Manfaat Etanol untuk Lingkungan dan Kendaraan
Penggunaan etanol sebagai campuran dalam BBM menawarkan sejumlah manfaat, baik bagi lingkungan maupun performa kendaraan. Salah satu manfaat utama adalah pengurangan emisi karbon. Etanol merupakan bahan bakar nabati yang dihasilkan dari tanaman, sehingga pembakarannya menghasilkan emisi karbon yang lebih rendah dibandingkan dengan bahan bakar fosil.

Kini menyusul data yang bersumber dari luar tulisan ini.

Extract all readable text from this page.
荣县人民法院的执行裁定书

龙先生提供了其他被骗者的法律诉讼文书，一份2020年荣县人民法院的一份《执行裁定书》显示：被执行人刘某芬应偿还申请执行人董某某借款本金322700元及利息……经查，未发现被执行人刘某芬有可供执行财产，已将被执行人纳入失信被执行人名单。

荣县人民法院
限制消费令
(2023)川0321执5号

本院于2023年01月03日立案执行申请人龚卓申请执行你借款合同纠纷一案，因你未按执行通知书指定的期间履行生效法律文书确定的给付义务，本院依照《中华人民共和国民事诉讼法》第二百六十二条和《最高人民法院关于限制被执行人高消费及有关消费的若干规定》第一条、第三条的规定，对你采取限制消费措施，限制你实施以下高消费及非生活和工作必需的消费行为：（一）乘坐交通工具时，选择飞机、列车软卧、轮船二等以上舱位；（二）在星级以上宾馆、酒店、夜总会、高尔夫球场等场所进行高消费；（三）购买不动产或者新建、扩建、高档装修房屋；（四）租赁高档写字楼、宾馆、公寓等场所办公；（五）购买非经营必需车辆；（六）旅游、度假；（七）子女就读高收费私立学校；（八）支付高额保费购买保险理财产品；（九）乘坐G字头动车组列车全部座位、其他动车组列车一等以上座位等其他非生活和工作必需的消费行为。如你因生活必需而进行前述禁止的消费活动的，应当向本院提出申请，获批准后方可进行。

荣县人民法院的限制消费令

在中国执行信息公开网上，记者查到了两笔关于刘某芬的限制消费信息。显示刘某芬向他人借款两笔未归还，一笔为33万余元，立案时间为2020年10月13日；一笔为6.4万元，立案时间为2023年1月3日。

Selain itu, etanol juga dapat meningkatkan octane number pada bahan bakar, yang dapat meningkatkan performa mesin dan efisiensi bahan bakar. Beberapa penelitian menunjukkan bahwa penggunaan etanol dapat membantu membersihkan mesin dan mengurangi endapan karbon, sehingga memperpanjang umur mesin. Meskipun demikian, perlu diperhatikan bahwa penggunaan etanol juga memiliki potensi kekurangan, seperti penurunan nilai energi per volume dibandingkan dengan bensin murni dan potensi korosi pada beberapa komponen mesin yang tidak dirancang untuk menggunakan etanol.